The parallel trajectories of the Moon and Palestine are not coincidental, for the histories of space flight and colonialisms are tightly bound. The United States’ exuberant space missions in the 60s, which first placed “Whitey on the Moon” (as Gil Scott Heron famously observed) would not have been possible without the massive amounts of capital the country accumulated through centuries of colonial exploits and slavery. What is more, in spite of the aforementioned Outer Space Treaty (coincidentally the same year as the Palestinian Naksa), space is heavily militarized, stretching imperial project to the cosmos.

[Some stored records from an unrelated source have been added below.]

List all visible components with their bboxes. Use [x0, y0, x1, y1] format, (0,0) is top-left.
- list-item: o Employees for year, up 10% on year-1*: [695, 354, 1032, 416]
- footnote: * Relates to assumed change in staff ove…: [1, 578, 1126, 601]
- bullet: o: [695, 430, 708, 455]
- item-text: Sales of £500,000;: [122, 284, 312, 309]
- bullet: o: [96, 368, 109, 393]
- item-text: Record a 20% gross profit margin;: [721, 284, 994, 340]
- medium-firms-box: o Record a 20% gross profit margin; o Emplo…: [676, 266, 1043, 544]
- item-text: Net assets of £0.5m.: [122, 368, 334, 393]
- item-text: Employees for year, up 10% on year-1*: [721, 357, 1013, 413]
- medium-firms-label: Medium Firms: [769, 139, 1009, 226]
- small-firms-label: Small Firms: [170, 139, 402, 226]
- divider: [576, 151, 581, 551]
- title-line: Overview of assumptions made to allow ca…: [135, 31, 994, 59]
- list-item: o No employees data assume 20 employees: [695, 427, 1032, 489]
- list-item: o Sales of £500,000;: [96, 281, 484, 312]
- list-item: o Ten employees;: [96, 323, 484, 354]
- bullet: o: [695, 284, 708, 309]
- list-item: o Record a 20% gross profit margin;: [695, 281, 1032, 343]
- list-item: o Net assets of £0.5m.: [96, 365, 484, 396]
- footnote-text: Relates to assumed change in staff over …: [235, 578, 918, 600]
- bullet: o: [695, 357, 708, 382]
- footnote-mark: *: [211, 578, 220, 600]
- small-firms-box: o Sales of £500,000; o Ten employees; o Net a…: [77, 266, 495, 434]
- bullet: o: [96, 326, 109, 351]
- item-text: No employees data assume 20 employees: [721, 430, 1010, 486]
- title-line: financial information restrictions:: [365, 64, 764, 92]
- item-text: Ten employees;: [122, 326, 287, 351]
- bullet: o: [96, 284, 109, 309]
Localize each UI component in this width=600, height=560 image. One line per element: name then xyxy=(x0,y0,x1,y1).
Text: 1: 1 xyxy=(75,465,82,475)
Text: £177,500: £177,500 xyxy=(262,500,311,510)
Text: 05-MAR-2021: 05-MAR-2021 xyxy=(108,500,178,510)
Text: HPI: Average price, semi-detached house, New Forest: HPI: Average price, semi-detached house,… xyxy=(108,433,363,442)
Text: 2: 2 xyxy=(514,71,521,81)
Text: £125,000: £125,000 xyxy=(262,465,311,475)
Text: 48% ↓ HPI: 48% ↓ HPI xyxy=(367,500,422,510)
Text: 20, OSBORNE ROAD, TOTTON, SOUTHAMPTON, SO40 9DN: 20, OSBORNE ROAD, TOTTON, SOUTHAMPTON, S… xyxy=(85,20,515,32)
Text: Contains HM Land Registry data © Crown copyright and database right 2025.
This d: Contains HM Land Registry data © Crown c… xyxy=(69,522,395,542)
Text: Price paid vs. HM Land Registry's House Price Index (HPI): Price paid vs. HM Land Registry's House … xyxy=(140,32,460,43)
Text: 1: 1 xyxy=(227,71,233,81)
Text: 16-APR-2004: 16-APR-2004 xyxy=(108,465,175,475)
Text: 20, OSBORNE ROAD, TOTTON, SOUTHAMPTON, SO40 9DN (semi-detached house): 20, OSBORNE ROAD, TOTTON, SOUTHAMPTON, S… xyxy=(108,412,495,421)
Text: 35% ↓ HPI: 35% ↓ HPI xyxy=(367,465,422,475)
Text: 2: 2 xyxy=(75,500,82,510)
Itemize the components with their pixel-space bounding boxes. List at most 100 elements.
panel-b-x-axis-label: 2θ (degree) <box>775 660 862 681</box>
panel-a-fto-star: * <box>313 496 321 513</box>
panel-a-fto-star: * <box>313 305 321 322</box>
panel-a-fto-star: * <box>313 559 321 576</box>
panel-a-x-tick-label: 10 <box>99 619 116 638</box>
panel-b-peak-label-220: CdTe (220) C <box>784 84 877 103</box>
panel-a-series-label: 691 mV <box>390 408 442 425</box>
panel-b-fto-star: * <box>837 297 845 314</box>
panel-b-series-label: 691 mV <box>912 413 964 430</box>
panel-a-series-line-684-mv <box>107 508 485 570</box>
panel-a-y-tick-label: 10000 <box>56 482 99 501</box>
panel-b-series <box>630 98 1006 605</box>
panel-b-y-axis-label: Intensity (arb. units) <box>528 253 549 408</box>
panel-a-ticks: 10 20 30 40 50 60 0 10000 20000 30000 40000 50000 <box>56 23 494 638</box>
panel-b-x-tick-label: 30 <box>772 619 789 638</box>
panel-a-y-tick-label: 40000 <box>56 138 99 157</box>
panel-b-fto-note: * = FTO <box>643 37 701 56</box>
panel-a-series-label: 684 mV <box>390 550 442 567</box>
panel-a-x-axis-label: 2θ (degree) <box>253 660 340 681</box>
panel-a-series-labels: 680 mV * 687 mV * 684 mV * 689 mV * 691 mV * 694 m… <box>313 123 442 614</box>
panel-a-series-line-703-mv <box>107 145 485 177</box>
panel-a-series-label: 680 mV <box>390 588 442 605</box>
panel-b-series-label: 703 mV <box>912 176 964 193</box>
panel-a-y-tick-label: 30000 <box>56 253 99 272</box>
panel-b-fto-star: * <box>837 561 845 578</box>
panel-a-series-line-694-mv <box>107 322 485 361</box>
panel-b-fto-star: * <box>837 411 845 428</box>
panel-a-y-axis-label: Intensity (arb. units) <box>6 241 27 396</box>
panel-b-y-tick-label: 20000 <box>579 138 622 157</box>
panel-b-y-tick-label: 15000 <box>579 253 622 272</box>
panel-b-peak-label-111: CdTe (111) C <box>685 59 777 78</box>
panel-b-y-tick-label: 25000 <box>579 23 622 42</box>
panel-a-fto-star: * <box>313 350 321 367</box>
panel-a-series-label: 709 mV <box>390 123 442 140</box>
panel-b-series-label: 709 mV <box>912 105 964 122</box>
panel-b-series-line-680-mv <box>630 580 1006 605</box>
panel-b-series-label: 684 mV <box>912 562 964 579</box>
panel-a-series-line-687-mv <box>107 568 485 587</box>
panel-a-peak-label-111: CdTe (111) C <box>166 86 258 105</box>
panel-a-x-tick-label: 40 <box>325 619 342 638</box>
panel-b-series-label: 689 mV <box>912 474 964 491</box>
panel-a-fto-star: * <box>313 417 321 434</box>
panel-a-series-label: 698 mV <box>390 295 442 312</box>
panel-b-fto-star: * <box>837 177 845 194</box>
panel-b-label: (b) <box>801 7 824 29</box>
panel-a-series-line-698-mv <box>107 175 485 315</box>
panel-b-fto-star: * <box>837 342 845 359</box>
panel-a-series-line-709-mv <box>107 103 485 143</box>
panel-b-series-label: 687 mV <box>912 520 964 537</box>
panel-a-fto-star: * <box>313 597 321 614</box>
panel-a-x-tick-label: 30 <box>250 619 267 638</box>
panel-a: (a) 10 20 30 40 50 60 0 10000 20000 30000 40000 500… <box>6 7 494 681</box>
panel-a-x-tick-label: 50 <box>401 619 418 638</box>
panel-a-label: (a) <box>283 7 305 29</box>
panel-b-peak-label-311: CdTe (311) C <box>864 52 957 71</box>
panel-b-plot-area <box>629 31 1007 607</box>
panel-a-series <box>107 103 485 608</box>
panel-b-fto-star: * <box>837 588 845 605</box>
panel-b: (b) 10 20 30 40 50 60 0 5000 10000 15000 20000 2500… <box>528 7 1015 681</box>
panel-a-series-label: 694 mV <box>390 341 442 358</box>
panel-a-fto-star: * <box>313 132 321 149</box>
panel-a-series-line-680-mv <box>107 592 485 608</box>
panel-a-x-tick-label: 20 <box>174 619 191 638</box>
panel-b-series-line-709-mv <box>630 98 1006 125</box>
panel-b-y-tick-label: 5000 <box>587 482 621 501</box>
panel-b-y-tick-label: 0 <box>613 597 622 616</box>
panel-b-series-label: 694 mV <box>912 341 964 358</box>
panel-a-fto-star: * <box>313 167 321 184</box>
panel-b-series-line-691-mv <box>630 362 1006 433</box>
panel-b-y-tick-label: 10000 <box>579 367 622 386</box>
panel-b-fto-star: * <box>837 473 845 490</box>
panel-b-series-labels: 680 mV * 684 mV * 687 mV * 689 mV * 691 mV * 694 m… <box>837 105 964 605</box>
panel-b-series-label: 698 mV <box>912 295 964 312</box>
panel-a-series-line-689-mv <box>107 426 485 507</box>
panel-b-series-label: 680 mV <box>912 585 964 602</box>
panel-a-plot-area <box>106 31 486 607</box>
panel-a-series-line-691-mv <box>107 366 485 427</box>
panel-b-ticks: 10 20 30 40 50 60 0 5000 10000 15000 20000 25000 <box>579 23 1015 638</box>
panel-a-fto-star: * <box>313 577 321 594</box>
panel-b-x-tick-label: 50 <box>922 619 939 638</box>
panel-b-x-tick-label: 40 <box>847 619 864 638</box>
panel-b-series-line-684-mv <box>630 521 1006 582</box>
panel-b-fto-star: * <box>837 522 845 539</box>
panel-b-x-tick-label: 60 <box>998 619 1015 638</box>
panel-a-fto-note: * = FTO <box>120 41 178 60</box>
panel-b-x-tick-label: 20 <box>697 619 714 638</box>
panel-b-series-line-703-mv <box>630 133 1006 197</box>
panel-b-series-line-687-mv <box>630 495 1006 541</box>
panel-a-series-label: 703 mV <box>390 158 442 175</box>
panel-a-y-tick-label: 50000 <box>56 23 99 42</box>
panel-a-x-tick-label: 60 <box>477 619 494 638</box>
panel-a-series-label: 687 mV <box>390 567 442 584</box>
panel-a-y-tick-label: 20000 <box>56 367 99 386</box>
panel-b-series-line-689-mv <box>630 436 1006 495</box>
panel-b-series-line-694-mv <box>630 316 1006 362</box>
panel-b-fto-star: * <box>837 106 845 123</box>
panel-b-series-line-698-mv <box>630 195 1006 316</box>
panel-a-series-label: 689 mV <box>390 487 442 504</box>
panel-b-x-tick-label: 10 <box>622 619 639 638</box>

Benyamin’s film is formatted as a segment being broadcast on a fictional television channel, invoking satellite orbits and the ethereal signals of global communication systems suspended in space. The cartooned visuals of space in the channel’s logo and intermission emphasize the role of outer space as the medium conveying Benyamin's narrative and incubating the anticolonial dreams underlying Moonscape. Additionally, they highlight how the infinite void of space is tensely electrified with the glimmering promise of liberation as well as the histories and technologies of modern imperialism.
Mona Benyamin, film still, from Moonscape still (2020).

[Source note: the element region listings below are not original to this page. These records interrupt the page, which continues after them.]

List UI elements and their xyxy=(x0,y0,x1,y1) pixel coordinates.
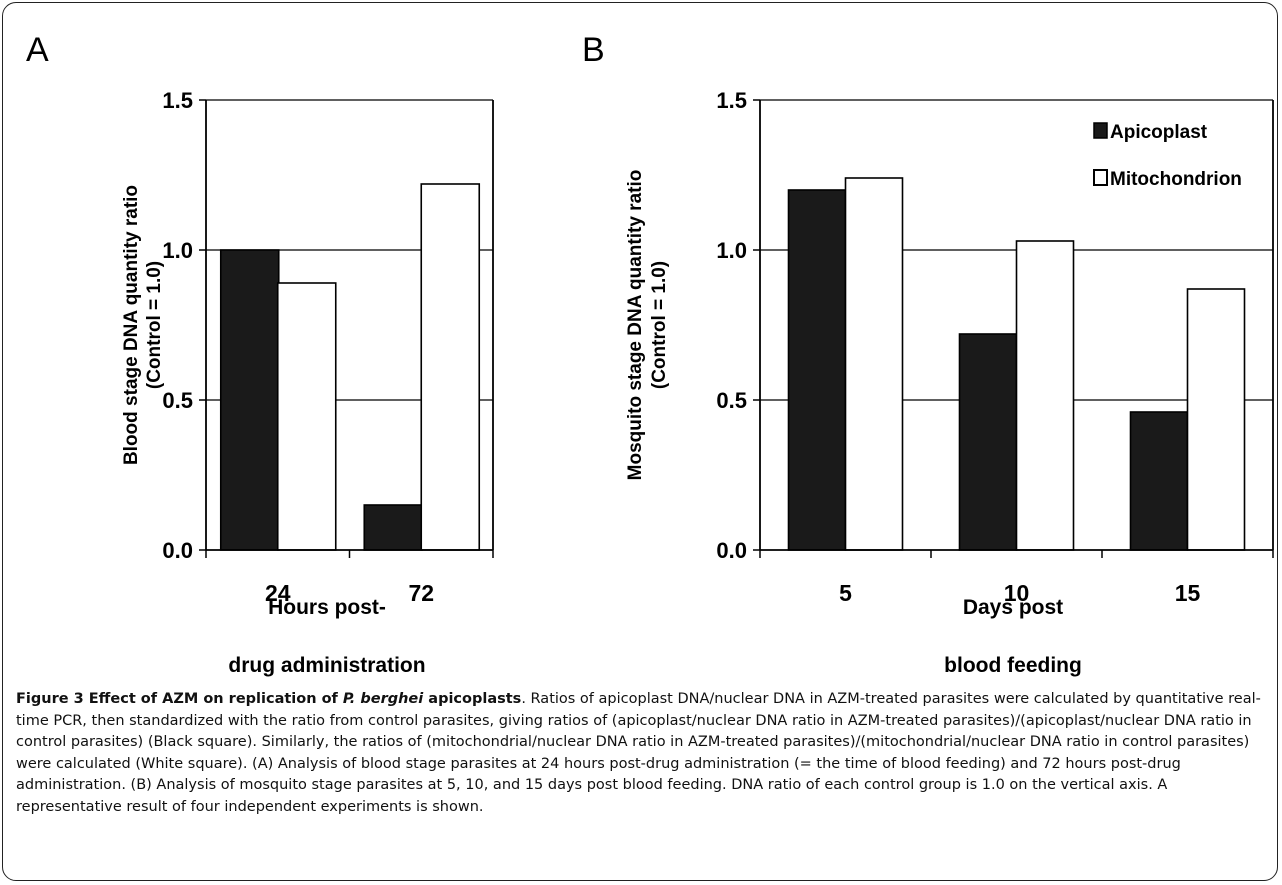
panel-b-xtick-label: 10 xyxy=(1004,580,1030,606)
caption-title-suffix: apicoplasts xyxy=(423,691,522,707)
panel-b-ylabel-line2: (Control = 1.0) xyxy=(649,261,670,389)
caption-title-species: P. berghei xyxy=(342,691,424,707)
panel-a-label: A xyxy=(26,31,49,69)
panel-a-ytick-label: 0.0 xyxy=(162,538,193,563)
panel-b-xlabel-line2: blood feeding xyxy=(944,654,1082,677)
panel-b-ylabel-line1: Mosquito stage DNA quantity ratio xyxy=(625,170,646,481)
figure-canvas: A Blood stage DNA quantity ratio (Contro… xyxy=(26,31,1274,677)
legend-label-apicoplast: Apicoplast xyxy=(1110,122,1208,143)
panel-b-bar-mitochondrion xyxy=(1186,288,1246,551)
panel-b-ytick-label: 0.5 xyxy=(716,388,747,413)
panel-a-xlabel-line1: Hours post- xyxy=(268,596,386,619)
panel-a-xtick-label: 72 xyxy=(408,580,434,606)
figure-caption: Figure 3 Effect of AZM on replication of… xyxy=(16,689,1268,818)
panel-b-bar-apicoplast xyxy=(787,189,847,551)
panel-b-ytick-label: 0.0 xyxy=(716,538,747,563)
panel-a-ylabel-line2: (Control = 1.0) xyxy=(144,261,165,389)
panel-b-xtick-label: 5 xyxy=(839,580,852,606)
panel-b-xtick-label: 15 xyxy=(1175,580,1201,606)
panel-b-xlabel-line1: Days post xyxy=(963,596,1063,619)
panel-b-bar-mitochondrion xyxy=(844,177,904,551)
legend-swatch-mitochondrion xyxy=(1093,169,1108,186)
panel-a-bar-mitochondrion xyxy=(276,282,337,551)
panel-a-bar-apicoplast xyxy=(363,504,424,551)
panel-a-ylabel-line1: Blood stage DNA quantity ratio xyxy=(121,185,142,465)
panel-b-bar-mitochondrion xyxy=(1015,240,1075,551)
panel-a-ytick-label: 1.0 xyxy=(162,238,193,263)
panel-a-xlabel-line2: drug administration xyxy=(228,654,425,677)
panel-b-bar-apicoplast xyxy=(1129,411,1189,551)
panel-a-xtick-label: 24 xyxy=(265,580,291,606)
panel-b-bar-apicoplast xyxy=(958,333,1018,551)
panel-b-legend: Apicoplast Mitochondrion xyxy=(1093,122,1242,190)
legend-swatch-apicoplast xyxy=(1093,122,1108,139)
panel-a-ytick-label: 0.5 xyxy=(162,388,193,413)
panel-a-bar-apicoplast xyxy=(219,249,280,551)
panel-b-label: B xyxy=(582,31,605,69)
caption-title-prefix: Figure 3 Effect of AZM on replication of xyxy=(16,691,343,707)
caption-body: . Ratios of apicoplast DNA/nuclear DNA i… xyxy=(16,691,1261,815)
panel-a-ytick-label: 1.5 xyxy=(162,88,193,113)
legend-label-mitochondrion: Mitochondrion xyxy=(1110,169,1242,190)
panel-b-ytick-label: 1.0 xyxy=(716,238,747,263)
panel-b-ytick-label: 1.5 xyxy=(716,88,747,113)
panel-a-bar-mitochondrion xyxy=(420,183,481,551)
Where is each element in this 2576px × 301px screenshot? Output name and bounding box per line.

Moreover, by employing surrealist film techniques and referencing scenes from surrealist films, Moonscape underlines the relationship between the Moon, a symbol of the Unconscious, and the Surrealist movement, one preoccupied with its inner-workings. Like countless surrealist works, many images in Moonscape, like the house buoyed by balloons, estrange elements of the everyday. Other images allude to iconic, surrealist depictions of the Moon such as Georges Méliès’ Le Voyage dans la Lune (1902) and Luis Buñuel’s Un Chien Andalou (1929).
Benyamin’s channeling of the surreal harnesses the movement’s anticolonial ethos: the idea that unlocking unconscious dreams, desires, and hopes could transform the dominant, colonial world order of “borders, soldiers, and walls.”
Within the reality of militarized space, for the colonized to claim space—in space—is not only surreal, but a radical and utopian gesture as it breaks away from the overbearing rationale of global imperialism. More than a decade ago, seminal Palestinian filmmaker Larissa Sansour took "a small step for a Palestinian, a great leap for humanity" in A Space Exodus (2008). The short film imagines the first Palestinian astronaut planting the Palestinian flag on the Moon, but ends with this “Palestinaut” floating away into the cosmos as she calls out for Jerusalem. This tragic denouement could be read as the futility of re-appropriating colonial power structures in the struggle to decolonize. In some ways, Benyamin’s Moonscape tackles that same failure. Yet, Moonscape is not science-fictional or futurist in that sense. Rather than prescribing a utopia, Moonscape zeroes in on the onerous futility of the Lunar Embassy’s colonial bureaucracies (and by implication those which Palestinians face daily), thus opening avenues to begin imagining different futures.
Using surrealist techniques, humor, and tropes of popular Arabic music, Moonscape contends with the failure of co-opting colonial mechanisms, whether space colonization or claims of celestial citizenship, in order to restore what the colonizer has stolen. Benyamin’s work offers up a lunatic way of thinking: one that is decidedly out of this world; one which can only be registered as illogical and unthinkable through colonial, white supremacist frames of thought; and one which is nostalgic, hopeful, and humorous.